Lynn Teggart from the Library’s Conservation Unit recently treated two maps from the collection donated by Bartholomew, the Edinburgh-based firm of map engravers, printers and publishers.
The Newbigging Farm map
This map dates from 1864. These fields, near Penicuik south of Edinburgh still appear to exist. The map is printed on heavyweight, woven paper; colour has been added by hand with water colour paints, and a layer of varnish applied. The paper has been lined onto a linen support, and wooden rollers are nailed to the upper and lower edges.
The map was prioritized for treatment because it was in very poor condition. Several large tears severely distorted the surface. The paper and linen layers were separating, and the map was extremely dirty: the varnish layer had yellowed, obscuring the detail.
A range of options for treatment were considered, from the minimal – surface cleaning and re-housing – to the more invasive. We decided on full treatment: removing the linen support and the varnish layer, washing and de-acidification of the map, and re-lining with Japanese tissue. This was considered necessary to avoid further damage in the future and to allow the map to be handled safely.

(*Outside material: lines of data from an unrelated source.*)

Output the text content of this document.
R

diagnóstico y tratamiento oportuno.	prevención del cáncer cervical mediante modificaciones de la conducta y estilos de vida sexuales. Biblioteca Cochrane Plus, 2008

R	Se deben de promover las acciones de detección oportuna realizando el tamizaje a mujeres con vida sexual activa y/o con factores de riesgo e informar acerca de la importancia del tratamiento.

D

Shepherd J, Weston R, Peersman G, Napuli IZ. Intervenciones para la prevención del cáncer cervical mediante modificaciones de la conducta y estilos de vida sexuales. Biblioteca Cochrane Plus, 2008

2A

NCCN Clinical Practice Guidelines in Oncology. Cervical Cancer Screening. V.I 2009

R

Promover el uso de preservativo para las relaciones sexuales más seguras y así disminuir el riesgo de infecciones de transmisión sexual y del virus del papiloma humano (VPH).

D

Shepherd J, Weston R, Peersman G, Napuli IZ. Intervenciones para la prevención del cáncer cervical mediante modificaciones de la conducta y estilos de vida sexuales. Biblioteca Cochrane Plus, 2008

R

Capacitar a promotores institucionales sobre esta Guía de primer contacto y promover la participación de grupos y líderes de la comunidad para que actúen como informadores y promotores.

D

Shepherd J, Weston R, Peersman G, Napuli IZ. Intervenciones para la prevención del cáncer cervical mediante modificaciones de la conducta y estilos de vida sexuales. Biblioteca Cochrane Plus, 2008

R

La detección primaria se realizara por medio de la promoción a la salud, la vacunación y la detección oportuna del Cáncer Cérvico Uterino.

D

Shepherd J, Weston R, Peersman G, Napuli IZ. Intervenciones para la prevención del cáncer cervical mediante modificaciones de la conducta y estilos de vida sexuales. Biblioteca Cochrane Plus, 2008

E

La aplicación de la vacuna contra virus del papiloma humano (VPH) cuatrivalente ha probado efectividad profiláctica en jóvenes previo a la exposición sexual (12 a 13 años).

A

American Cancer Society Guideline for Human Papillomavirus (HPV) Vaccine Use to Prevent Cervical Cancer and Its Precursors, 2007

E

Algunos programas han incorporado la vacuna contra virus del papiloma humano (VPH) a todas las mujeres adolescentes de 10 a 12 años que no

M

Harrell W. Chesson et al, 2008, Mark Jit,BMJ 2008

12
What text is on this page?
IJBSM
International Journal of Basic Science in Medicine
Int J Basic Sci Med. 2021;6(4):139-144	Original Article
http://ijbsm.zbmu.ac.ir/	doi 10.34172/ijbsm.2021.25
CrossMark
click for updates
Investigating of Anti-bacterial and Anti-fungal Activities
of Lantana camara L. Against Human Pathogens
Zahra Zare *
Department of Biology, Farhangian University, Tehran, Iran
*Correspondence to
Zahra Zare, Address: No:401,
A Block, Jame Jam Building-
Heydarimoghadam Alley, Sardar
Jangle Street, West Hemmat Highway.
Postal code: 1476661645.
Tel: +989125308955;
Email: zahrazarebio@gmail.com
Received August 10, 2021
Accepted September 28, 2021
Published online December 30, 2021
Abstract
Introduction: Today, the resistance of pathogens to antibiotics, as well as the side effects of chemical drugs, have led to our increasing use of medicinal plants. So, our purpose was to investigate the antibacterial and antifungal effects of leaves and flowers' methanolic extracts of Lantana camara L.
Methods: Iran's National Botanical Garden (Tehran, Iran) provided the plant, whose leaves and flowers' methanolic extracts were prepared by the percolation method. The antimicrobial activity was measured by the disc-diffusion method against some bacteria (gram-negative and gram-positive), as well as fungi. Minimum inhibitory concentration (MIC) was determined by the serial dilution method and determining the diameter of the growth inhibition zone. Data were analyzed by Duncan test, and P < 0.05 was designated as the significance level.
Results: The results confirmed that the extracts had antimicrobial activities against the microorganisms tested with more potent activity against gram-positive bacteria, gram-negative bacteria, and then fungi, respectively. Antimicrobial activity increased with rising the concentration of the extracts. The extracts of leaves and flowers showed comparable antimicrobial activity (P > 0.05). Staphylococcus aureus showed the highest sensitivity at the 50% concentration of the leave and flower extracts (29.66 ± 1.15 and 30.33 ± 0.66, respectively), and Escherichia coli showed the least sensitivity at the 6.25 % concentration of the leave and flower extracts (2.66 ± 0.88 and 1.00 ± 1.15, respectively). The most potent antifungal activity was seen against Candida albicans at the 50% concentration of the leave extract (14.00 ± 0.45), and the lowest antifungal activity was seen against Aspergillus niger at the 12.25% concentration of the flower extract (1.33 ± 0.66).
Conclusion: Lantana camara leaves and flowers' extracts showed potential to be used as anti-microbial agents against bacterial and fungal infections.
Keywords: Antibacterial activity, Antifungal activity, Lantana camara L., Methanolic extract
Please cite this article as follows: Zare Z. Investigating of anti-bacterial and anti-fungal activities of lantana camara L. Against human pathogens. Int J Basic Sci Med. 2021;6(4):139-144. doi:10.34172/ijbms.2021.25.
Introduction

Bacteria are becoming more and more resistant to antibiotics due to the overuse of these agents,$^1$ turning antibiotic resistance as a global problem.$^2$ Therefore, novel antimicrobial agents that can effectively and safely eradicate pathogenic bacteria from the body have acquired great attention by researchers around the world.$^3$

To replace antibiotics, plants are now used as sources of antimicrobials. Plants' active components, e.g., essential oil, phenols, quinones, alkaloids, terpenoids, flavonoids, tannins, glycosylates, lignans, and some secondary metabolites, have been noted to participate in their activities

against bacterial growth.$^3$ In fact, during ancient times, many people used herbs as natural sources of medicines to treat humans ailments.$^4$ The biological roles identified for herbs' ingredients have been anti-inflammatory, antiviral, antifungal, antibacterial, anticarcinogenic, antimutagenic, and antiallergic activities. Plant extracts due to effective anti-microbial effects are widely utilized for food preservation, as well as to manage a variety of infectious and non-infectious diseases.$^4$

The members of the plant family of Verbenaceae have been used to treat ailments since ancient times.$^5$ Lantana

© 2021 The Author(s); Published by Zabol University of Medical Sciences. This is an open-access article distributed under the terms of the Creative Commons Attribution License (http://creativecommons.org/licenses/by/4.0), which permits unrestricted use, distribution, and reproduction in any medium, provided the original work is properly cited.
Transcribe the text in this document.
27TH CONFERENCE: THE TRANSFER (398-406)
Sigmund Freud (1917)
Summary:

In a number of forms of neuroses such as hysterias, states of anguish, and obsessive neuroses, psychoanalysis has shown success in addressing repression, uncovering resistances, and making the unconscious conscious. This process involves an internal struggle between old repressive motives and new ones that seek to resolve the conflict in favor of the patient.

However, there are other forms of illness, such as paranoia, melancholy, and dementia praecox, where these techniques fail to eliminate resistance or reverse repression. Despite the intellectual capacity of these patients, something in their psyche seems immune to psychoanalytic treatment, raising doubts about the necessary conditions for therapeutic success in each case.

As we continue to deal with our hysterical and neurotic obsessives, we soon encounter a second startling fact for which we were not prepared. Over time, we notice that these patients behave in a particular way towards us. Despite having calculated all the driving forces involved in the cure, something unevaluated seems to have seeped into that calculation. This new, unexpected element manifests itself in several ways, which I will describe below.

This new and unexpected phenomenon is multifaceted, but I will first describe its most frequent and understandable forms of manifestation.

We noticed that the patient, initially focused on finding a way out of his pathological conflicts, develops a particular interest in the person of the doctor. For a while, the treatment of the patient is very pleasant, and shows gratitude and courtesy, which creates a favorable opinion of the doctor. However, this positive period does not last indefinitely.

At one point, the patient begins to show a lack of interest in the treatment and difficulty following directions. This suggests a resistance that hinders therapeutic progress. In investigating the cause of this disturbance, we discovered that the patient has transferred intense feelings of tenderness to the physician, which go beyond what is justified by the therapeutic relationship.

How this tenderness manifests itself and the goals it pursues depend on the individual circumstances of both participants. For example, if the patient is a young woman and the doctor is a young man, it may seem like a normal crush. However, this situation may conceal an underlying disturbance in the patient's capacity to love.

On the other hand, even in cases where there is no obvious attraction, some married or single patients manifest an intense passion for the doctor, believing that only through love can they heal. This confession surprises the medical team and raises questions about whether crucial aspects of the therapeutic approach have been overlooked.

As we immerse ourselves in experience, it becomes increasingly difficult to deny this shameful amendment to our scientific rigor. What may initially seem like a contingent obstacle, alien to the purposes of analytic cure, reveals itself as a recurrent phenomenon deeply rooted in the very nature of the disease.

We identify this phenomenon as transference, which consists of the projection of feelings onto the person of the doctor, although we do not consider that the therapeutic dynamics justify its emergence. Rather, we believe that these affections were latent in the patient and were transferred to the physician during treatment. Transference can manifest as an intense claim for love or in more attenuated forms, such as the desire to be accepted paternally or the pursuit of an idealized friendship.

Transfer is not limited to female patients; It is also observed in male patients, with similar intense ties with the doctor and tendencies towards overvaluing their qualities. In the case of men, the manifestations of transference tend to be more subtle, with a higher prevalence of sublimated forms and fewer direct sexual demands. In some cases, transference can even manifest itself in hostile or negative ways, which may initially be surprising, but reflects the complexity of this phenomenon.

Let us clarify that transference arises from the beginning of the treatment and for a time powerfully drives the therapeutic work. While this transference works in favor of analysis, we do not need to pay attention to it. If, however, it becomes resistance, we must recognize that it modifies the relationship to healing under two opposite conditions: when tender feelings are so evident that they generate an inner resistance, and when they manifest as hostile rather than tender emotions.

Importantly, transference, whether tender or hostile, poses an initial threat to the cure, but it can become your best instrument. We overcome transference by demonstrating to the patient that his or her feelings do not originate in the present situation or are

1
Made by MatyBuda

Newbigging Farm map after treatment, in its custom-made box
The treatment involved testing to find a way of removing the varnish successfully, and to identify a suitable lining paper. However, the end result was a stable and robust map, whose appearance was dramatically improved.
The City of Edinburgh map
The second map, Edinburgh and its Environs, is dated 1817. Its construction is similar to the Newbigging Farm map.
The aims of the treatment were to stabilise the map and allow it to be safely consulted, as well as to protect it from damage whilst in storage. It was part of a large group of maps all requiring similar attention, so the treatment method had to be quick enough to allow equal treatment to all.
The condition of the map was again fairly poor: it had a central area of loss where it had been folded, and the layers were fragmentary and flaking. The linen backing was weak and dirty; the varnish had discoloured to an unpleasant orange-brown.
On this occasion a fairly minimalist treatment was chosen. The varnish layer and linen backing were retained, and the map was dry cleaned with a chemical sponge rather than washed with water. The reverse of the map was strengthened using strips of aerolinen, which is an extremely strong textile developed for the aviation industry. Loose fragments of the upper surface of the map were readhered to the backing and losses in the paper layer were infilled. The map was too large to store flat, so it was rolled around an extra wide roller and placed inside a cube tube box.
Following treatment the map was relatively stable and much less vulnerable to accidental damage than previously. However, the surface was still at risk of flaking because the varnish was still in place, and the appearance of the map had not been transformed to the same extent as for the Newbigging Farm map.
These case studies show some of the treatment options available for large maps, and demonstrate the challenging decisions that have to be made in order to care for the Library’s collections in their entirety. The principles at the heart of every conservation intervention are reversibility and retreatability, which ensure that we can always return to an object in the future if circumstances change.